Add QuoteStrategy parameter in CsvReader to handle empty strings vs null values
OlivierLevrey opened this issue · 2 comments
QuoteStrategy.EMPTY is convenient if I want to differenciate empty strings from null values in the output file.
However there is no such parameter in CsvReader which means I cannot read back the original data.

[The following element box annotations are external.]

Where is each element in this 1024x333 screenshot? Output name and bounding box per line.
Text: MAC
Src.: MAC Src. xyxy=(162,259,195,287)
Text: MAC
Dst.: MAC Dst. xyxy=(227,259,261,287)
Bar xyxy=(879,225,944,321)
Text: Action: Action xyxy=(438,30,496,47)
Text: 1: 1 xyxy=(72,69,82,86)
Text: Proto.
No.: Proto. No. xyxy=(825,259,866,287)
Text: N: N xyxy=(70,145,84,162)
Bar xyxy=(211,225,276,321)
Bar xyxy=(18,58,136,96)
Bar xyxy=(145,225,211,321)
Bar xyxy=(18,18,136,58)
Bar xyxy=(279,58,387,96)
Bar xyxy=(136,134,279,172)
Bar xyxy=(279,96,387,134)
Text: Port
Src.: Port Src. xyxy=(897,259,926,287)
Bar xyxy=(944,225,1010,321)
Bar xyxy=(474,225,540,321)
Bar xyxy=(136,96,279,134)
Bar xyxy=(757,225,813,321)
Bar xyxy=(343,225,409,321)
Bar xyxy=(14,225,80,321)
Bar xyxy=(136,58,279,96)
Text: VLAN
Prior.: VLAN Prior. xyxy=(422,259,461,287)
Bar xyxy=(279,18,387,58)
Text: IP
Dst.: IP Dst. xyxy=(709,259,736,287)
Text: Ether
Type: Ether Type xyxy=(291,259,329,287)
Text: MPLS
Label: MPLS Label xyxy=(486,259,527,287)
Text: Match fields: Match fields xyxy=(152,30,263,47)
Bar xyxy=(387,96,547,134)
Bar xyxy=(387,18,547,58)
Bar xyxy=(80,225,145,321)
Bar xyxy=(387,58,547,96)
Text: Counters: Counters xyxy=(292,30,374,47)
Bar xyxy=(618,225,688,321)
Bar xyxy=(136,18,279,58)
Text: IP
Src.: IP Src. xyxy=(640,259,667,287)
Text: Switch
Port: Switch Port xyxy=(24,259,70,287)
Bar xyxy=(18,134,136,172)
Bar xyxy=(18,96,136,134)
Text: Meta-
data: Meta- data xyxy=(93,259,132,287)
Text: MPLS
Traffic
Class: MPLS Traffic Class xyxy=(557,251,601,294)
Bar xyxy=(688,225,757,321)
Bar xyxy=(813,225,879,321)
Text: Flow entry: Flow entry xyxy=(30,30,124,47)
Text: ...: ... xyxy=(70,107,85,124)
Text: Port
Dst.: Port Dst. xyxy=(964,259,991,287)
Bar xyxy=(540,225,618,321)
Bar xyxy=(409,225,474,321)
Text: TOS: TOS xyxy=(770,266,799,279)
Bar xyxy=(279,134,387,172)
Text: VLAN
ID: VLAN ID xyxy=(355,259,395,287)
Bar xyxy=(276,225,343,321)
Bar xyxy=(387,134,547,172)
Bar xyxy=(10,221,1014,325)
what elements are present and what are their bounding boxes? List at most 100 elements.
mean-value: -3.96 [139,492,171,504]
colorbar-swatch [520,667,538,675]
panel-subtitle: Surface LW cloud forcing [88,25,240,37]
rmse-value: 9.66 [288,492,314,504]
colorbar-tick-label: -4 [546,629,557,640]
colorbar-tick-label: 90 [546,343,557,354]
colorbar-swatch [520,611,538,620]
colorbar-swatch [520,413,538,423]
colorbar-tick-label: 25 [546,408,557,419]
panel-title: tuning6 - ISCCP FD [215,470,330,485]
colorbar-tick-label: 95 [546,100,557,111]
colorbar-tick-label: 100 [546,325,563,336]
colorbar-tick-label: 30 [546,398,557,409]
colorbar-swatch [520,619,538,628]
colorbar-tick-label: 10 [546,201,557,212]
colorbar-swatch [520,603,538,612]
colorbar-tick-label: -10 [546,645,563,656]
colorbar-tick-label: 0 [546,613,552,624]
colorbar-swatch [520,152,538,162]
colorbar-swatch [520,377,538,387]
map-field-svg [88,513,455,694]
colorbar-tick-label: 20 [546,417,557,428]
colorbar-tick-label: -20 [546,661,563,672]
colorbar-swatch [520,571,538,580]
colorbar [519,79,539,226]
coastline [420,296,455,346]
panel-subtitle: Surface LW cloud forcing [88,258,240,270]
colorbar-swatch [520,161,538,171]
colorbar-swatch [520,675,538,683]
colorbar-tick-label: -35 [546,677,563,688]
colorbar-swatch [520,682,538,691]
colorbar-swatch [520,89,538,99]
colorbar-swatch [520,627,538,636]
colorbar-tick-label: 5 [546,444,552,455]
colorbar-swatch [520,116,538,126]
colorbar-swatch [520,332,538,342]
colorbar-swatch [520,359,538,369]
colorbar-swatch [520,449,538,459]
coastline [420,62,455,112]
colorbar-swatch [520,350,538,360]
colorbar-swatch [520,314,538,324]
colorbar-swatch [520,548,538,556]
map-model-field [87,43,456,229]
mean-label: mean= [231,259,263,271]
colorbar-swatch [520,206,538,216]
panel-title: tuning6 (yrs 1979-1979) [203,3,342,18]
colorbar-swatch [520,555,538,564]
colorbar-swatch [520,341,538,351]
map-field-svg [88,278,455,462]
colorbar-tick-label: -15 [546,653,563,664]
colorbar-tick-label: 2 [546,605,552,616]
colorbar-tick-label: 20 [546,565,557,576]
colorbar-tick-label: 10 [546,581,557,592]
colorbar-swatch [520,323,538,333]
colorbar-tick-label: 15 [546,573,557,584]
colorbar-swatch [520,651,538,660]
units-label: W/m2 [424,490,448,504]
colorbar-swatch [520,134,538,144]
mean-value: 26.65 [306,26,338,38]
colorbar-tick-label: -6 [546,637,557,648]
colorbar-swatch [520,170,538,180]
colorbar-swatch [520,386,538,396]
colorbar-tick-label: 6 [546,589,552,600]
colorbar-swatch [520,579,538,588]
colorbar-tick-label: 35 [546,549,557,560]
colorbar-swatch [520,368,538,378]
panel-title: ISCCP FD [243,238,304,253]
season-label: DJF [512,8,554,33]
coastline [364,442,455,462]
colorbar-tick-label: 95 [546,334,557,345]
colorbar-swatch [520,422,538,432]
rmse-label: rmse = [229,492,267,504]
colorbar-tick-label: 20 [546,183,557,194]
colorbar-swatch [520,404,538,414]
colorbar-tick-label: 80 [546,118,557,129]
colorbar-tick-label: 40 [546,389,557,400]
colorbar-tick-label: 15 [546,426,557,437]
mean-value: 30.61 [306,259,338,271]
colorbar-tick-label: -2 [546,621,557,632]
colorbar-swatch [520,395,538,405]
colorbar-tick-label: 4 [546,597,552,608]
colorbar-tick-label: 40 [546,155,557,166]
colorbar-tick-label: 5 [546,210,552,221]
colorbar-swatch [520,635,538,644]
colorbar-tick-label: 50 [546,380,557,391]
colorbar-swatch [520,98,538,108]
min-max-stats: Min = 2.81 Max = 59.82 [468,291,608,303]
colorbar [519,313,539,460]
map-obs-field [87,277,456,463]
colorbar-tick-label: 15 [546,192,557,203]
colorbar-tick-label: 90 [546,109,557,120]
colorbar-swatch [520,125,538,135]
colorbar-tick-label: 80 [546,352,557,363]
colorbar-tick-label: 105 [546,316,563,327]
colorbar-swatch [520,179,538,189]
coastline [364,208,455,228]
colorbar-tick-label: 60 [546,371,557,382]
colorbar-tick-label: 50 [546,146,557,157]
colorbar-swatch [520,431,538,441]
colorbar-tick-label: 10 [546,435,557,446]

Below is a unit test showing this:
/**
* Writes a single row of special values, reads back the file, and tests
* that read values exactly match the original values.
*/
@Test
public void test() throws IOException {
String[] values = new String[]{
"Simple text",
"Multiline\ntext",
// a string containing a comma
"1,2",
// a string with double quotes
"\"Hello\"",
// a string containing a single character: a double quote
"\"",
// an empty string
"",
// a null value
null
};
File tmp = new File("C:/tmp/csv.txt");
// write the csv file
try (CsvWriter csv = CsvWriter.builder()
.quoteStrategy(QuoteStrategy.EMPTY)
.build(tmp.toPath(), StandardCharsets.UTF_8)) {
csv.writeRow(values);
}
// read back the file
String[] readValues = null;
try (CsvReader csv = CsvReader.builder()
.skipEmptyRows(true)
.build(tmp.toPath(), StandardCharsets.UTF_8)) {
for (CsvRow row : csv) {
readValues = new String[row.getFieldCount()];
for (int i = 0; i < readValues.length; i++) {
readValues[i] = row.getField(i);
}
}
}
Assert.assertNotNull(readValues);
// this fails because of the null value read back as an empty string
Assert.assertArrayEquals(values, readValues);
}
}
It would be very nice to have the QuoteStrategy parameter in the reader.
Thanks for your feedback!
The difference between reading and writing is:
- Java has support for differentiating between null and empty string
- CSV (per RFC) does not allow differentiation – it's simply a blank field and the developer can decide how to handle it
When creating the API of FastCSV, I decided to design a Null-free API (see features). That way I can ensure, no one gets a NullPointerException when working with the API of this library.
Hence this design decision, I don't plan to offer a mechanism to read/return null values – not even with an optional strategy. If you really want to have nulls in your code, I'm afraid you have to add/convert them in your application code. Hope you can understand.
OK thank you for your quick reply.